Scott wasn’t the only modern-day Republican House member of African-American heritage not to join the Black Caucus. J.C. Watts, who represented an Oklahoma House district in the 1990s, refused to join, calling the group “race-hustling poverty pimps.”
One of those familiar with Scott is Lin Bennett, who serves as the current chair of the Charleston County Republican Party, the heart of Scott’s coastal political base, as well as the First Vice-Chair of the S.C. Republican Party. Bennett described Scott as a “true post-racial” politician, believing that:
He sees the world that Dr. Martin Luther King saw, one where the world judges you by your abilities rather than seeing just your skin color. Most people along the coast have always seen Tim Scott as just Tim Scott, a good man, and judge him by his abilities and his work ethic. The “normal people” who get up and work every day, raise their families and try to see people for who they are have always supported Tim because they like his message.
While Scott’s career has been along the coast, which has the best record for electing non-white politicos both during Reconstruction as well as after the Civil Rights movement of the 1960s, he has also begun winning over support from voters in the state’s Upstate region, which has historically been much tougher ground for black politicians.
One of those Upstate politicos who expressed support for Scott was David Carter, an Upstate South Carolina GOP strategist. Carter called Scott a “rock star” in the Upstate region, reporting that he was “as popular with GOP voters as Trey Gowdy (an Upstate House member). Carter saw Scott’s ability to reach across racial and partisan lines as a threat to groups like the NAACP:
When the party comes up with messaging which attracts minorities, you’ll get people like Tim Scott. He can articulate Republican messages to both mainstream Republicans as well as to minority audiences, so of course groups like the NAACP, which are generally aligned with the Democratic Party, will go after him.
Scott’s public record and ability to attract support from across racial lines paints a picture of Scott as one whose political career was built upon steering clear of, and rejecting, racial stereotypes or identification. His election, as well as the success of other Republican politicos such as Florida Senator Marco Rubio, Louisiana Governor Bobby Jindal and New Mexico Governor Susana Martinez, reflects a Republican Party which is beginning to move back towards the multi-racial identity it held after the Civil War, leaving the post-Civil Rights “Southern Strategy” Nixon era behind.
Scott will face South Carolina voters in 2014 to serve the remaining two years of DeMint’s term, followed by an election in 2016 for the next full term for the seat. As Scott is already attracting the support of many Republican politicos across the state for his 2014 campaign, including Governor Nikki Haley, who appointed him, and most of the state’s congressional delegation, he’s considered a strong favorite to win the contest.

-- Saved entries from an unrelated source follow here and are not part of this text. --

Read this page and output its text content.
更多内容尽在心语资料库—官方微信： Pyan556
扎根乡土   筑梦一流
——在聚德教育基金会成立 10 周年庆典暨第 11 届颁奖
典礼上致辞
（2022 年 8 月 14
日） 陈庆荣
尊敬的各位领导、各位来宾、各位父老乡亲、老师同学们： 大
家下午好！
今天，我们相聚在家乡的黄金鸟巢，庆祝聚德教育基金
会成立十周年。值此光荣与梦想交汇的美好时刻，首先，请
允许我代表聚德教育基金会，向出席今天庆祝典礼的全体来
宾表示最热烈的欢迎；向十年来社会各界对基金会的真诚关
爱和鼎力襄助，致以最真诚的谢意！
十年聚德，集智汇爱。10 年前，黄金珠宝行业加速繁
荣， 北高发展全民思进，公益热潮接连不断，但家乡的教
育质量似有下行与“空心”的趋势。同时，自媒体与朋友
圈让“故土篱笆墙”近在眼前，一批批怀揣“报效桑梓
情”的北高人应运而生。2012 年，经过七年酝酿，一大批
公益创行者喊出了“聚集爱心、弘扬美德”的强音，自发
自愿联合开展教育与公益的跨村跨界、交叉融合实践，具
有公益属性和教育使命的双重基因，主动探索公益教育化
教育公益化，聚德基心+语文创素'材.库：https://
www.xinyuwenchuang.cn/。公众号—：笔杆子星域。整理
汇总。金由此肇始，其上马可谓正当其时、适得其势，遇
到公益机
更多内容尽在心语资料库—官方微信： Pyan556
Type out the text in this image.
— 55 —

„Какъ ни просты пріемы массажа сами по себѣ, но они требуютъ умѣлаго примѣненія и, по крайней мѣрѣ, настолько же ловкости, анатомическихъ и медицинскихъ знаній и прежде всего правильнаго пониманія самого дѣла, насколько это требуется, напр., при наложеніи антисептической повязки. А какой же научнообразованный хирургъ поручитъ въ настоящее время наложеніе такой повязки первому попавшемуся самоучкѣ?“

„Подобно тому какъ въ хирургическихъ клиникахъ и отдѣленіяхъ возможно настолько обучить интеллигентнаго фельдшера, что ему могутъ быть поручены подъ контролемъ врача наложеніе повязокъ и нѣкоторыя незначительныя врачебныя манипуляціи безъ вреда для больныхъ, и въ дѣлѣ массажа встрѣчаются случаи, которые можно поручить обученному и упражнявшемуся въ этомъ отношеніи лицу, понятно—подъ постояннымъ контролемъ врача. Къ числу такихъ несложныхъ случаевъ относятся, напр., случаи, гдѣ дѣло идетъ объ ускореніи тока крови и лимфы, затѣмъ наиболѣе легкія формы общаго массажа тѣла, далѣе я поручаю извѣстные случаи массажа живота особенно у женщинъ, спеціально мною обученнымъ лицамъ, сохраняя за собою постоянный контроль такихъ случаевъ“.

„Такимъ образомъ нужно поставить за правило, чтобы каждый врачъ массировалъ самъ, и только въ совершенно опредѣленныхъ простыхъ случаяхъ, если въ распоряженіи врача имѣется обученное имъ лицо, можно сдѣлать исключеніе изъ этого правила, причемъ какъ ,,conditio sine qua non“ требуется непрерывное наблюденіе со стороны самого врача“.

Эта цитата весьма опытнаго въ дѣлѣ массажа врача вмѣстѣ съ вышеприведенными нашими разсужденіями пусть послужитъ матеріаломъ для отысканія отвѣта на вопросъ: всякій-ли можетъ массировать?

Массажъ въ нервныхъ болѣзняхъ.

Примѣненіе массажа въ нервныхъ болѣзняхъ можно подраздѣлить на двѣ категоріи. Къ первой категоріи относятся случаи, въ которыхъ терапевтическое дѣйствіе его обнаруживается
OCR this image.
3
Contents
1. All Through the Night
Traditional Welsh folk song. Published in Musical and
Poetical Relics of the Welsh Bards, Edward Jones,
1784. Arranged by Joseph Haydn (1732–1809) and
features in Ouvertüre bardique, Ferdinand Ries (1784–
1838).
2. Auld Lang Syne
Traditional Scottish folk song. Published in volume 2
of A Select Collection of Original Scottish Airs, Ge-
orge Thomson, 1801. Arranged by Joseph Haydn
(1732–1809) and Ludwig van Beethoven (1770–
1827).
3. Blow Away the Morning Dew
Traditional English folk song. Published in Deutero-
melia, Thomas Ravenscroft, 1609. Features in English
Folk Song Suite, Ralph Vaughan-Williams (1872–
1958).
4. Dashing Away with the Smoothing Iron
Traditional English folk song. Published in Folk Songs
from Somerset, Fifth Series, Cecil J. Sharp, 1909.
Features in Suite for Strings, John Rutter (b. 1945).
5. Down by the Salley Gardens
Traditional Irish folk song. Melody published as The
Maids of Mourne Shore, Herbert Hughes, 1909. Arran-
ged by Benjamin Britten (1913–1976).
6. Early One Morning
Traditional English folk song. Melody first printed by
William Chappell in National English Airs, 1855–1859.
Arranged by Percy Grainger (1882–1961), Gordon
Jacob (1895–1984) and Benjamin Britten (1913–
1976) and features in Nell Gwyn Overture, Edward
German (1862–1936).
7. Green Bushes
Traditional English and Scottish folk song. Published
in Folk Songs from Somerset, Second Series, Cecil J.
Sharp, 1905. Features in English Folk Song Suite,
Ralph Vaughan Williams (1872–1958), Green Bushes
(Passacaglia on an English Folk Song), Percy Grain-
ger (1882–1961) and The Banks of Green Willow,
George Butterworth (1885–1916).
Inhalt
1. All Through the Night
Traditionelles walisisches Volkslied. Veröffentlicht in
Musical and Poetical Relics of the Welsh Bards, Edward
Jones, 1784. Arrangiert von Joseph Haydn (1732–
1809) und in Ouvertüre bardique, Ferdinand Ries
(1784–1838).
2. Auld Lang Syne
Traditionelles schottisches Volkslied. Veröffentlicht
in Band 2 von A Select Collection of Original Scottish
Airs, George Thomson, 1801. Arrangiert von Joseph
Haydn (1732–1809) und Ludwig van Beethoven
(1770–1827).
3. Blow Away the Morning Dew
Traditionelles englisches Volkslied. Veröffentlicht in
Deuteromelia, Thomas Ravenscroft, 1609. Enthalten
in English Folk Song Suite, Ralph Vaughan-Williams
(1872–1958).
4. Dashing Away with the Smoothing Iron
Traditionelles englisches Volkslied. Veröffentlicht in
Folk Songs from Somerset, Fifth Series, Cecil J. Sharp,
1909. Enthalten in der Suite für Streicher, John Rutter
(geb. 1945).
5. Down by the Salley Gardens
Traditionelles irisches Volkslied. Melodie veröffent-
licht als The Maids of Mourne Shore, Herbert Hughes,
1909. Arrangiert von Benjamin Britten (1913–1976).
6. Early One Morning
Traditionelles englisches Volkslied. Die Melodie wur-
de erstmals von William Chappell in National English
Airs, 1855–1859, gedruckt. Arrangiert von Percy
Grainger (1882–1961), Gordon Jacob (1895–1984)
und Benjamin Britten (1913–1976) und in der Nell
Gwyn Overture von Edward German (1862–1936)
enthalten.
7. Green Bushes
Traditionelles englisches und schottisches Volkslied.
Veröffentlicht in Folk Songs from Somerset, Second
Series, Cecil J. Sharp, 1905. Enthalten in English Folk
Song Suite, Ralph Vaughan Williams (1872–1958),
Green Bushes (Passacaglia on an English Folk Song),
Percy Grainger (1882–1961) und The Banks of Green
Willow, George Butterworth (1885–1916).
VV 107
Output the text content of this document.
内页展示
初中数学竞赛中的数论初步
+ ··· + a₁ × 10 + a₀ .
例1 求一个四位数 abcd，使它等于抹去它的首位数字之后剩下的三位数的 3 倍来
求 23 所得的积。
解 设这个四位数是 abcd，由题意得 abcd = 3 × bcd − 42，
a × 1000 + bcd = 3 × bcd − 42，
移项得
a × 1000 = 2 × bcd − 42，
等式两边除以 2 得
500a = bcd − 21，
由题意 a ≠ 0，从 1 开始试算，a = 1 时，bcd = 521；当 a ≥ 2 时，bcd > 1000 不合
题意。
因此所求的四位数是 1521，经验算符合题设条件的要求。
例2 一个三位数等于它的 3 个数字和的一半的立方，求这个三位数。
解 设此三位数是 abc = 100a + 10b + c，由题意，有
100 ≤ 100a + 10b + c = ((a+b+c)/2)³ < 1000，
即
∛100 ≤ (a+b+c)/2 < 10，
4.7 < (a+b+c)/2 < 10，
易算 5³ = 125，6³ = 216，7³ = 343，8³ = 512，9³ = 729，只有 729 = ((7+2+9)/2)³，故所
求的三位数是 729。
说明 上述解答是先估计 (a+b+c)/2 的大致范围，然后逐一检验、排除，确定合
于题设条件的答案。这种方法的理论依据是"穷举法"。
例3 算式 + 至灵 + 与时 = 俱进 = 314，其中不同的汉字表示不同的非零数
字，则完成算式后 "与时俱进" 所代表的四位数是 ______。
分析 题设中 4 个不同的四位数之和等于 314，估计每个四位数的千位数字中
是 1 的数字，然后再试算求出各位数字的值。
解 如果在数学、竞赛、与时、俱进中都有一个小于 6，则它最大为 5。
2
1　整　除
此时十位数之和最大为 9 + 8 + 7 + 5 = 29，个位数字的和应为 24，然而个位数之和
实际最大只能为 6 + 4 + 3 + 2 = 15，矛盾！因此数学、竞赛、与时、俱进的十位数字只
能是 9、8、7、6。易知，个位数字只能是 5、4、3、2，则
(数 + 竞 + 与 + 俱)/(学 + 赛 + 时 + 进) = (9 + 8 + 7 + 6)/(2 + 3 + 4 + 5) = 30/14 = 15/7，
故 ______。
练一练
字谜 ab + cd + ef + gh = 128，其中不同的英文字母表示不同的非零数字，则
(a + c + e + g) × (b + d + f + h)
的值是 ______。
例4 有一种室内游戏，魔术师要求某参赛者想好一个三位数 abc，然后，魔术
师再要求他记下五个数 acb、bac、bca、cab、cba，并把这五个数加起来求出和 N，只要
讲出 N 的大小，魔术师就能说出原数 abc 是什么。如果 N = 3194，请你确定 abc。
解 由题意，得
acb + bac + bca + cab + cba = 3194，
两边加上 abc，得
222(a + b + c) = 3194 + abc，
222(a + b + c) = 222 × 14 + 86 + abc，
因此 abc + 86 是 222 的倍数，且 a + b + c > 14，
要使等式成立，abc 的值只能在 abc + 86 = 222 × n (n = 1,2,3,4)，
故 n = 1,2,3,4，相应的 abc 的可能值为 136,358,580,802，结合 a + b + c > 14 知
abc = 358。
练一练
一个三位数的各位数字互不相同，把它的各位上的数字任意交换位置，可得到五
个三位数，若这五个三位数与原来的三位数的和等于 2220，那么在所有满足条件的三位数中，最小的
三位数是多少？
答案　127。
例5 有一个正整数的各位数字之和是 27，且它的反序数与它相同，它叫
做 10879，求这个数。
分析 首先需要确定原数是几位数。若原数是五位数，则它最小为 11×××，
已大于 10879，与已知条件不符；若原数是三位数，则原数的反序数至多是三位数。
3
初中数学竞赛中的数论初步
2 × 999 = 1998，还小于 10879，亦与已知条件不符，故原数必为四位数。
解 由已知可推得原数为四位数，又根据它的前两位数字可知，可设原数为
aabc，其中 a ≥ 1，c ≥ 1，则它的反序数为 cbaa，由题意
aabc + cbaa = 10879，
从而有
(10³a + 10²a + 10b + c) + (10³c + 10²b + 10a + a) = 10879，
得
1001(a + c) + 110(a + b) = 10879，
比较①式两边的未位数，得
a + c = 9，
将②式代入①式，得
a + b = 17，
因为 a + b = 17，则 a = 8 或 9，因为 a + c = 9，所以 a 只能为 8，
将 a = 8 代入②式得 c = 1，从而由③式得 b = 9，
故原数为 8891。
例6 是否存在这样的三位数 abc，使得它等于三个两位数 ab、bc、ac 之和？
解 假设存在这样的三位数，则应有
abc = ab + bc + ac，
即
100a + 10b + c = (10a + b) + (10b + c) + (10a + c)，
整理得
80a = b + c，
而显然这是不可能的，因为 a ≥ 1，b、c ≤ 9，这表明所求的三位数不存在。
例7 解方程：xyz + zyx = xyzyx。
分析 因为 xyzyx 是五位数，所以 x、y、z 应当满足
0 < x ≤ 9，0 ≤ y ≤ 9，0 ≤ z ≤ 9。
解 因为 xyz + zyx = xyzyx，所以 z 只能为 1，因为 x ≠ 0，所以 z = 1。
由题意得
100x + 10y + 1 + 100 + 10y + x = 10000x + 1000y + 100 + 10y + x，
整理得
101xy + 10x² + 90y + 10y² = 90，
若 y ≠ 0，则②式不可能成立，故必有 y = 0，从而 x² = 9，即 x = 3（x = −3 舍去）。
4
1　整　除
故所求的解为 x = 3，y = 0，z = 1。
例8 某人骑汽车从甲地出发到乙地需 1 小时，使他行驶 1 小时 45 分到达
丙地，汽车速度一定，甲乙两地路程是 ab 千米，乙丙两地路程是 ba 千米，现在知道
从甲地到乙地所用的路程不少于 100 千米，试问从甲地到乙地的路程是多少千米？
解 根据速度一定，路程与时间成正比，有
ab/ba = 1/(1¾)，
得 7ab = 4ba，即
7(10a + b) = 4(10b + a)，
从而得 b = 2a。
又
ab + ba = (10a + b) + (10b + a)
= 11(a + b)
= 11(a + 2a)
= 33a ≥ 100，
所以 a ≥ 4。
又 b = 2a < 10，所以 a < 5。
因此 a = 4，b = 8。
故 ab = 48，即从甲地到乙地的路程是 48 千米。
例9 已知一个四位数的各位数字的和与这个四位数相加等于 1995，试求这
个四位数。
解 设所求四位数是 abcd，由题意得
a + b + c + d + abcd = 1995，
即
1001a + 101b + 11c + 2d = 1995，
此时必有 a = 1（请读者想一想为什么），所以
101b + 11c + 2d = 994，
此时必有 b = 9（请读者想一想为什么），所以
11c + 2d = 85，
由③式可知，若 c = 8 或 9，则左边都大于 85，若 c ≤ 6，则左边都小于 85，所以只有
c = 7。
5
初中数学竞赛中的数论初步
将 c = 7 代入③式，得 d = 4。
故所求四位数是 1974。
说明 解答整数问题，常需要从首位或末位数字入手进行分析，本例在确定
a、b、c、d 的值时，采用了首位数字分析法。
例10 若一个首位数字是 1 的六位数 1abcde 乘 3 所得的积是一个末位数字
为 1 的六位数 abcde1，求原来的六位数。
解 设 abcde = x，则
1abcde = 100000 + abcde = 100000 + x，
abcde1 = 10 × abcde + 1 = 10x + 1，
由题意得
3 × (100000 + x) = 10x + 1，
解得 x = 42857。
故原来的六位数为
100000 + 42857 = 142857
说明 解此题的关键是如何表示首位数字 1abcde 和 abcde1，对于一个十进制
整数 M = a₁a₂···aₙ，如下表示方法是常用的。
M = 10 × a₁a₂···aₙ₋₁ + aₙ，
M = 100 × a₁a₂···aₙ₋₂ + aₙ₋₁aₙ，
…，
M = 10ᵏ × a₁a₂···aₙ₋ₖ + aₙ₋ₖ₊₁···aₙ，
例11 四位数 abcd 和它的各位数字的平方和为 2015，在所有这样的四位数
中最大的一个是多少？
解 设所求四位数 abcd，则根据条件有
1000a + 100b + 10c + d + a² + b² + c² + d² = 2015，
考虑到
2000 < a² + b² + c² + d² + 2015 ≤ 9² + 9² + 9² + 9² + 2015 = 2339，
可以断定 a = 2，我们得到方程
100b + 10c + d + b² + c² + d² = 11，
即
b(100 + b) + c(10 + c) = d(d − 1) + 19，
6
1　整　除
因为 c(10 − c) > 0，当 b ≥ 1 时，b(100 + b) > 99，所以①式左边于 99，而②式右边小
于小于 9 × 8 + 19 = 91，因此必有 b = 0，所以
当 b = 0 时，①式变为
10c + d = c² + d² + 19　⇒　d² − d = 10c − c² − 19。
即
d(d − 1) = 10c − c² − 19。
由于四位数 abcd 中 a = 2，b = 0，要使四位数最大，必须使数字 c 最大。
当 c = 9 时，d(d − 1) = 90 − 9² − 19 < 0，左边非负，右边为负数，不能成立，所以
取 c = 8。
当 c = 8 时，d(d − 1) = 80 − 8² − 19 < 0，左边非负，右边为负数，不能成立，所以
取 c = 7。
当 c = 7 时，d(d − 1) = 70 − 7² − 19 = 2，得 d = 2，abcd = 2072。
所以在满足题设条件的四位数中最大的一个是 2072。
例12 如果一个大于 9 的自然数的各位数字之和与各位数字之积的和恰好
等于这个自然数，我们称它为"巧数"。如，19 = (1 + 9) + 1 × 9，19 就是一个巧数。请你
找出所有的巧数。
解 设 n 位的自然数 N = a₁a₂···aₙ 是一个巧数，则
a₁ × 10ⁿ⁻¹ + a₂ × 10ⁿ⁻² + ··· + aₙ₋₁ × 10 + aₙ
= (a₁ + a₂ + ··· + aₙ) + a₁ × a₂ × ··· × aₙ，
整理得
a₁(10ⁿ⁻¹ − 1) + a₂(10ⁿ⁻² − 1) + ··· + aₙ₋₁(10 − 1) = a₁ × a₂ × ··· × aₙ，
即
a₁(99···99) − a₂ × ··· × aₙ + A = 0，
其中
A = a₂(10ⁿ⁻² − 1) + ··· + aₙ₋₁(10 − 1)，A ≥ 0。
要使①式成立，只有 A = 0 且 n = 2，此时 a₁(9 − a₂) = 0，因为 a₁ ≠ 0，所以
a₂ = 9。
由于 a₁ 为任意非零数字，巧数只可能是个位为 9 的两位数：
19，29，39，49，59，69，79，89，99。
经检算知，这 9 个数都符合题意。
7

In a Deep South state like South Carolina, with a large minority electorate, a victory by Scott, a veteran politico well-experienced at winning by large margins by uniting black and white voters, would be yet another sign that voters in the South, a region once known for racial politics, are moving beyond race as an important political factor. While Scott’s appointment to the Senate represents progress towards a more inclusive Senate and his successful post-racial political career reflects the kind of color-blind world that many civil rights leaders worked so hard for, it’s disappointing that Jealous has chosen to mark the occasion to engage in the same kind of attacks once wielded by harsh pre-Civil Rights racists and segregationists.
If Jealous and those like him want to be relevant to this changing electorate, they would be wise to emulate Scott’s formula for success in the emerging post-racial South instead of criticizing it. Whether they choose to move forward or continue to look backward, it’s unlikely their attacks on Scott will hold him back in the Senate – or wherever he chooses to go next.